Branches

Branching in the three languages.

C++

Rust

Java


const int var = 3;

  if(var < 0) {
      cout << "Var is < 0" << endl;
  } else if(var == 0) {
      cout << "Var is 0" << endl;
  } else {
      cout << "Var is > 0" << endl;
  }

  switch(var) {
  case 1:
      cout << "Var is 1" << endl;
      break;
  case 2:
      cout << "Var is 2" << endl;
      break;
  default:
      cout << "Var is unknown" << endl;
  }



let var = 3;

if var < 0 {
    println!("Var is < 0");
} else if var == 0 {
    println!("Var is 0");
} else {
    println!("Var is > 0");
}

let gt_0 = if var > 0 { true } else { false };

match var {
    1 => println!("Var is 1"),
    2 => println!("Var is 2"),
    3 => println!("Var is 3"),
    _ => println!("Var is unknown"),
}



final int var = 3;

    if(var < 0) {
        System.out.println("Var is < 0");
    } else if(var == 0) {
        System.out.println("Var is 0");
    } else {
        System.out.println("Var is > 0");
    }

    switch(var) {
    case 1:
        System.out.println("Var is 1");
        break;
    case 2:
        System.out.println("Var is 2");
        break;
    case 3:
        System.out.println("Var is 3");
        break;
    default:
        System.out.println("Var is unknown");
    }




Basic if-then-else branches in all three languages are essentially the same.
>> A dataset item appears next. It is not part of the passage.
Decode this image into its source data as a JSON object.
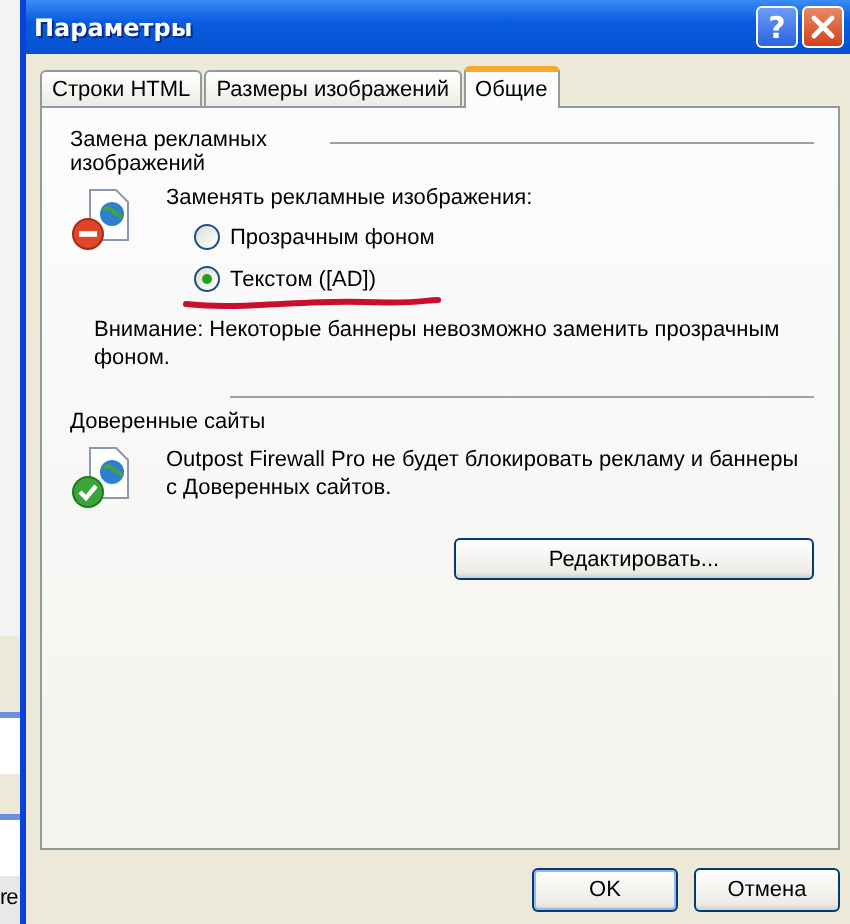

Where C++ and Java do not require { } if there is only a single expression after the condition, Rust always requires a code block.

Rust introduces pattern matching with the match keyword. It can be used much like switch in C++ or Java as shown.

Rust also introduces if let expressions that allow you to set a variable based upon a condition being true or false.